Question

How do you solve $9{x^2} + 3x - 2 \ge 0$?

Answer 1

Hint: We will have to solve for $x$ simply by solving the above equation, not just as an equation but with keeping inequality in mind, i.e., the addition or subtraction of variables and constants on both sides rather than simply transposing them. Then the inequality is quadratic in one variable, we will factorize the terms and find the value of $x$.

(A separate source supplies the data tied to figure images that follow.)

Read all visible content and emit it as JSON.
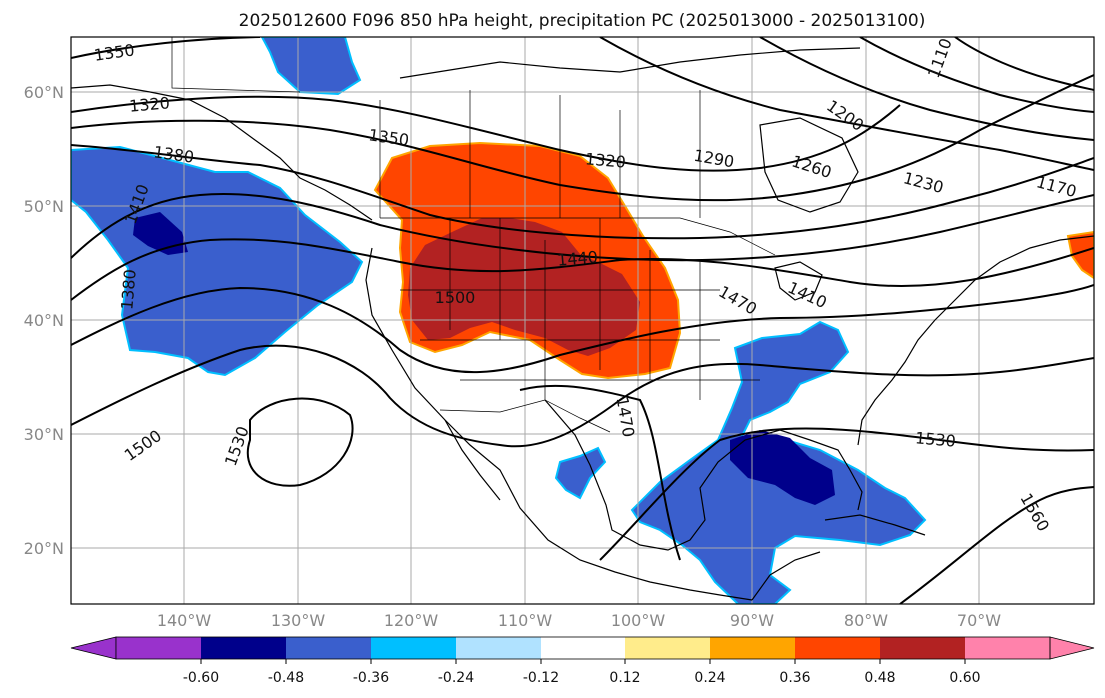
{
  "title": "2025012600 F096 850 hPa height, precipitation PC (2025013000 - 2025013100)",
  "latitude_labels": [
    "60°N",
    "50°N",
    "40°N",
    "30°N",
    "20°N"
  ],
  "longitude_labels": [
    "140°W",
    "130°W",
    "120°W",
    "110°W",
    "100°W",
    "90°W",
    "80°W",
    "70°W"
  ],
  "contour_labels": [
    "1350",
    "1320",
    "1380",
    "1410",
    "1380",
    "1350",
    "1320",
    "1290",
    "1260",
    "1230",
    "1200",
    "1170",
    "1440",
    "1500",
    "1470",
    "1410",
    "1470",
    "1500",
    "1530",
    "1530",
    "1560",
    "1110"
  ],
  "colorbar": {
    "ticks": [
      "-0.60",
      "-0.48",
      "-0.36",
      "-0.24",
      "-0.12",
      "0.12",
      "0.24",
      "0.36",
      "0.48",
      "0.60"
    ],
    "colors": [
      "#9932cc",
      "#00008b",
      "#3a5fcd",
      "#00bfff",
      "#b0e2ff",
      "#ffffff",
      "#ffec8b",
      "#ffa500",
      "#ff4500",
      "#b22222",
      "#ff82ab"
    ]
  },
  "colors": {
    "strong_negative": "#00008b",
    "negative": "#3a5fcd",
    "weak_negative": "#00bfff",
    "weak_positive": "#ffa500",
    "positive": "#ff4500",
    "strong_positive": "#b22222"
  }
}
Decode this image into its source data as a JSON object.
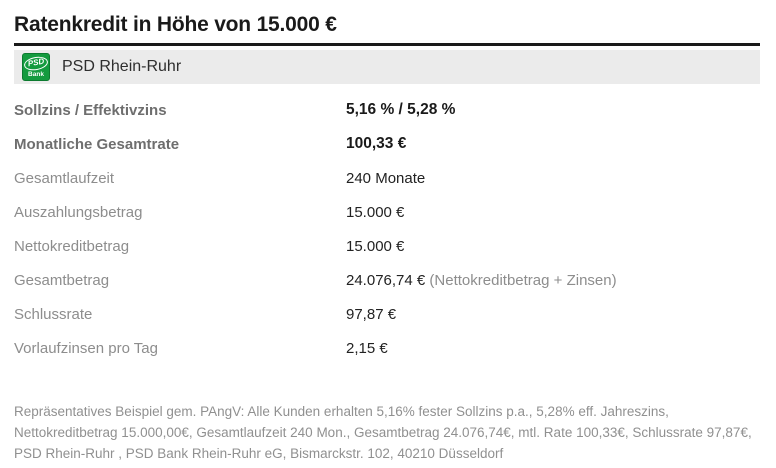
{
  "page": {
    "title": "Ratenkredit in Höhe von 15.000 €"
  },
  "bank": {
    "name": "PSD Rhein-Ruhr",
    "logo_text_top": "PSD",
    "logo_text_bottom": "Bank"
  },
  "table": {
    "rows": [
      {
        "label": "Sollzins / Effektivzins",
        "value": "5,16 % / 5,28 %",
        "bold": true
      },
      {
        "label": "Monatliche Gesamtrate",
        "value": "100,33 €",
        "bold": true
      },
      {
        "label": "Gesamtlaufzeit",
        "value": "240 Monate",
        "bold": false
      },
      {
        "label": "Auszahlungsbetrag",
        "value": "15.000 €",
        "bold": false
      },
      {
        "label": "Nettokreditbetrag",
        "value": "15.000 €",
        "bold": false
      },
      {
        "label": "Gesamtbetrag",
        "value": "24.076,74 €",
        "note": "(Nettokreditbetrag + Zinsen)",
        "bold": false
      },
      {
        "label": "Schlussrate",
        "value": "97,87 €",
        "bold": false
      },
      {
        "label": "Vorlaufzinsen pro Tag",
        "value": "2,15 €",
        "bold": false
      }
    ]
  },
  "footnote": "Repräsentatives Beispiel gem. PAngV: Alle Kunden erhalten 5,16% fester Sollzins p.a., 5,28% eff. Jahreszins, Nettokreditbetrag 15.000,00€, Gesamtlaufzeit 240 Mon., Gesamtbetrag 24.076,74€, mtl. Rate 100,33€, Schlussrate 97,87€, PSD Rhein-Ruhr , PSD Bank Rhein-Ruhr eG, Bismarckstr. 102, 40210 Düsseldorf",
  "colors": {
    "title_text": "#1a1a1a",
    "banner_background": "#ebebeb",
    "logo_green": "#149b3f",
    "bold_label_gray": "#6e6e6e",
    "label_gray": "#8d8d8d",
    "value_dark": "#222222",
    "footnote_gray": "#909090"
  }
}
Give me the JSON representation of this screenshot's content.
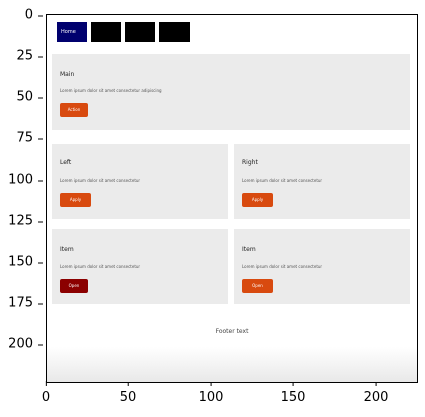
{
  "axes": {
    "y_ticks": [
      "0",
      "25",
      "50",
      "75",
      "100",
      "125",
      "150",
      "175",
      "200"
    ],
    "x_ticks": [
      "0",
      "50",
      "100",
      "150",
      "200"
    ]
  },
  "tabs": [
    {
      "label": "Home",
      "active": true
    },
    {
      "label": "",
      "active": false
    },
    {
      "label": "",
      "active": false
    },
    {
      "label": "",
      "active": false
    }
  ],
  "panels": {
    "top": {
      "title": "Main",
      "desc": "Lorem ipsum dolor sit amet consectetur adipiscing",
      "button": "Action"
    },
    "mid_left": {
      "title": "Left",
      "desc": "Lorem ipsum dolor sit amet consectetur",
      "button": "Apply"
    },
    "mid_right": {
      "title": "Right",
      "desc": "Lorem ipsum dolor sit amet consectetur",
      "button": "Apply"
    },
    "bot_left": {
      "title": "Item",
      "desc": "Lorem ipsum dolor sit amet consectetur",
      "button": "Open"
    },
    "bot_right": {
      "title": "Item",
      "desc": "Lorem ipsum dolor sit amet consectetur",
      "button": "Open"
    }
  },
  "footer": "Footer text",
  "colors": {
    "primary": "#00006e",
    "button": "#d84a0f",
    "button_dark": "#8b0000",
    "panel": "#ebebeb"
  }
}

Complete step-by-step answer:
We have been given inequality $9{x^2} + 3x - 2 \ge 0$.
The steps to solving quadratic inequalities,
1. Factorize the quadratic equation by putting $a{x^2} + bx + c = 0$.
2. Determine the critical values i.e., values at which the expression becomes zero.
3. Plot these critical values and assign signs using the wavy curve method.
4. Plot a rough sketch or graph.
Now, factor the equation on the left side,
$ \Rightarrow 9{x^2} - 3x + 6x - 2 \ge 0$
Factor out 3x from the first group and 2 from the second group,
$ \Rightarrow 3x\left( {3x - 1} \right) + 2\left( {3x - 1} \right) \ge 0$
Now factor out $\left( {3x - 1} \right)$ from both groups,
$ \Rightarrow \left( {3x - 1} \right)\left( {3x + 2} \right) \ge 0$
As we know that, if $\left( {x - a} \right)\left( {x - b} \right) \ge 0$ and $a < b$. Then, $x \le a$ or $x \ge b$. So,
$ \Rightarrow 3x - 1 \ge 0$ and $3x + 2 \le 0$
Move the constant on the right side,
$ \Rightarrow 3x \ge 1$ and $3x \le - 2$
Divide both terms by 2,
$ \Rightarrow x \ge \dfrac{1}{3}$ and $x \le - \dfrac{2}{3}$

Hence, we can say that the value of real $x$ with given inequality is $x \in \left( { - \infty , - \dfrac{2}{3}} \right] \cup \left[ {\dfrac{1}{3},\infty } \right)$.

Note:
The students are likely to make mistakes in questions when finding the roots for > sign.
E.g.,
If $\left( {x - 2} \right)\left( {x - 5} \right) < 0$, then $2 < x < 5$.
If $\left( {x - 2} \right)\left( {x - 6} \right) > 0$, then $x < 2$ and $x > 6$.
Also, keep in mind the number of factors will never exceed the highest power of the polynomial. Also, students can always check the factors are correct or not by substituting the values in the polynomial, the polynomial turns out to be zero when we substitute the values.